外部数据编码和存储后,它准备在推理期间检索,此时模型生成响应或回答问题。推理分为三个步骤:检索、增强和生成。

Retrieval

检索

The inference stage starts with retrieval, in which data is retrieved from an external knowledge source in relation to a user query. Retrieval methods vary in format and complexity, however in the naive RAG schema, in which external knowledge is embedded and stored in a vector database, similarity search is the simplest form of retrieval.

推理阶段从检索开始,从外部知识源检索与用户查询相关的数据。检索方法在格式和复杂性上各不相同,然而在简单的RAG模式中,外部知识被嵌入并存储在向量数据库中,相似性搜索是最简单的检索形式。

To perform similarity search, the user query must be first embedded in the same multi-dimensional space as the external data, which allows for direct comparison between the query and embedded external data. During similarity search, the distance between the query and external data points is calculated, returning those with the shortest distance and completing the retrieval process.

为了执行相似性搜索,用户查询必须首先嵌入在与外部数据相同的多元空间中,这允许在查询和嵌入的外部数据之间进行直接比较。在相似性搜索期间,计算查询和外部数据点之间的距离,返回距离最短的数据点并完成检索过程。

Augmentation

增强

Once the most relevant data points from the external data source have been retrieved, the augmentation process integrates this external information by inserting it into a predefined prompt template.

一旦从外部数据源检索到最相关的数据点,增强过程通过将其插入预定义的提示模板来集成这个外部信息。

Generation

生成

After the augmented prompt is injected into the model's context window, it proceeds to generate the final response to the user's prompt. In the generation phase, the model combines both its internal language understanding and the augmented external data to produce a coherent, contextually appropriate answer.

将增强提示注入模型的上下文窗口后,它继续生成对用户提示的最终响应。在生成阶段,模型结合其内部语言理解和增强的外部数据来产生连贯的、上下文适当的答案。

This step involves crafting the response in a fluent, natural manner while drawing on the enriched information to ensure that the output is both accurate and relevant to the user's query.
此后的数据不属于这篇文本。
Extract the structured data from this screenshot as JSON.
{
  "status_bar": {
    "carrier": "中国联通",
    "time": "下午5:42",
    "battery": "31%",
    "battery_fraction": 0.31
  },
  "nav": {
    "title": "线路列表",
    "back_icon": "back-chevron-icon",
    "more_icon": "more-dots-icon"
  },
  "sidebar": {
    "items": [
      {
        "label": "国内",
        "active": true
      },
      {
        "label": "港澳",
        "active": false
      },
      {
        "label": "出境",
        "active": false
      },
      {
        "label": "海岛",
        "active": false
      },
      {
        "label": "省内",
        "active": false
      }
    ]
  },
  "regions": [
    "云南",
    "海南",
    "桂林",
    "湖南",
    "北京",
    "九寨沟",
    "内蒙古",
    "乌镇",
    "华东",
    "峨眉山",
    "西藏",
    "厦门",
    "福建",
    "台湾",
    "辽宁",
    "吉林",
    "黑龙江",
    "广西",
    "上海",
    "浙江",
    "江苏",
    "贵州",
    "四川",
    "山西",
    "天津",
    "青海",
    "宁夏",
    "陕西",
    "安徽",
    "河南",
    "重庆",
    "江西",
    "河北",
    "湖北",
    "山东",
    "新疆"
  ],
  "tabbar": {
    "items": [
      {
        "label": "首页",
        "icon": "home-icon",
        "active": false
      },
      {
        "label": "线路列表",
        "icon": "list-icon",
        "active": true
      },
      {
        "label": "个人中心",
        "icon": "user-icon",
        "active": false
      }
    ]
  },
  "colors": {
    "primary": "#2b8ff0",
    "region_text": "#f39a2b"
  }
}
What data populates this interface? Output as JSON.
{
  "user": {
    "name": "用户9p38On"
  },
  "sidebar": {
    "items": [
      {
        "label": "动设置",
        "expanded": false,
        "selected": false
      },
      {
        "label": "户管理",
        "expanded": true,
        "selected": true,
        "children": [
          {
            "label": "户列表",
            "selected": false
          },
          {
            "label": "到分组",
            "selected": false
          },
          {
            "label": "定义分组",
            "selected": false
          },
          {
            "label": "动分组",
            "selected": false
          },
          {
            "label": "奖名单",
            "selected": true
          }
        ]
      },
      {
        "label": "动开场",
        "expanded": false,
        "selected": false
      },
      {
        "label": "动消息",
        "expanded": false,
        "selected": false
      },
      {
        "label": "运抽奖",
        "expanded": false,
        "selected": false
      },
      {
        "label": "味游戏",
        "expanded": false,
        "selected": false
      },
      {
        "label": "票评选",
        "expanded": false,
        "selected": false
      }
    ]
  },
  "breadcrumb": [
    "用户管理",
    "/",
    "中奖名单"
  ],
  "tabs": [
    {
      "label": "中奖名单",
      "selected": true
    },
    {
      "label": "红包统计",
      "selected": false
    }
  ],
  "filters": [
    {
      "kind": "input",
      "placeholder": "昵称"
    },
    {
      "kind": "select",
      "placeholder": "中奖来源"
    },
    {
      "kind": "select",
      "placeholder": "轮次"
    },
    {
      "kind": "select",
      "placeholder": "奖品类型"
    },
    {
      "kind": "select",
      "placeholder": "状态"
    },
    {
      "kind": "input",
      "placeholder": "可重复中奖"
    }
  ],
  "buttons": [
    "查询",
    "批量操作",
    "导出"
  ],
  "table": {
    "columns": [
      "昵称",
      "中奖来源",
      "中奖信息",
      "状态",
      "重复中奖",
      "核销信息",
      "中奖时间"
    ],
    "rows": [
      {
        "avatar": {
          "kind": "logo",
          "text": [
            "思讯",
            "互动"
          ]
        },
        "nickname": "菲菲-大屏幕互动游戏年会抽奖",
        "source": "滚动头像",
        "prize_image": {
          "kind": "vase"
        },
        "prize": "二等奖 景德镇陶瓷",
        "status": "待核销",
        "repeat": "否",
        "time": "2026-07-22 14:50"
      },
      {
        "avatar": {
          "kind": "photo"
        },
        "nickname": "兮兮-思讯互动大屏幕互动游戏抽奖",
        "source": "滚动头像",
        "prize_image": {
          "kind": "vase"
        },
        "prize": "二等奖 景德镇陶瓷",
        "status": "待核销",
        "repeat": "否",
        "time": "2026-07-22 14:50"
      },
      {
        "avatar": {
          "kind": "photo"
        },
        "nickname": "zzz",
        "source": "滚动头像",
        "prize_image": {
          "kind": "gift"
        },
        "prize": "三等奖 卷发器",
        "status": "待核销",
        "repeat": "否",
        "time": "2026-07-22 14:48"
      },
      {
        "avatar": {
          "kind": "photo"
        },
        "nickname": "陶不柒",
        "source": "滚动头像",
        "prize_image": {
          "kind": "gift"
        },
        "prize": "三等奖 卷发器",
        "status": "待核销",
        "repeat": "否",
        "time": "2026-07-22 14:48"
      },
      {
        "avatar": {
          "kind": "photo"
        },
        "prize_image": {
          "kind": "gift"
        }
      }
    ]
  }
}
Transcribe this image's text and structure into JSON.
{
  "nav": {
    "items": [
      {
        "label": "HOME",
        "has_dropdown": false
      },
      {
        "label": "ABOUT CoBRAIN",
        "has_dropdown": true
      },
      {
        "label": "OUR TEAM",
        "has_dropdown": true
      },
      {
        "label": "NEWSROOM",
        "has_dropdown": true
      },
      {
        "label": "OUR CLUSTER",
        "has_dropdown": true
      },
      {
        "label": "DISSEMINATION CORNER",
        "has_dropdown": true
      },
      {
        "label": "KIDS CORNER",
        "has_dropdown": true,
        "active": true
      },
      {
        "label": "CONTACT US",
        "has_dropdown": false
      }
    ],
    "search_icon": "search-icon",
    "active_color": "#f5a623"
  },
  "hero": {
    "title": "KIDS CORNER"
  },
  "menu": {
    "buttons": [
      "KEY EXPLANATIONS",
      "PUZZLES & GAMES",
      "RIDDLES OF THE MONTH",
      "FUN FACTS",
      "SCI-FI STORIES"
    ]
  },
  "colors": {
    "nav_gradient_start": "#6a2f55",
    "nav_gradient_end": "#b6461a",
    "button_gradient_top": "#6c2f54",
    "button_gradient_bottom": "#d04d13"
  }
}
While augmentation is about incorporating external facts, generation is about transforming that combined knowledge into a well-formed, human-like output tailored to the specific request.

这一步涉及以流畅、自然的方式制作响应,同时利用丰富的信息来确保输出既准确又与用户查询相关。虽然增强是关于整合外部事实,但生成是关于将这种组合的知识转化为针对特定请求的、良好的、类似人类的输出。

RAG use cases

RAG用例

Now that we've covered what RAG is, how it works, and its architecture, let's explore some practical use cases to see how this framework is applied in real-world scenarios. Augmenting generative LLMs with up-to-date, task-specific data boosts their accuracy, relevance, and ability to handle specialized tasks. Consequently, RAG is widely used for real-time information retrieval, creating content recommendation systems, and building personal AI assistants.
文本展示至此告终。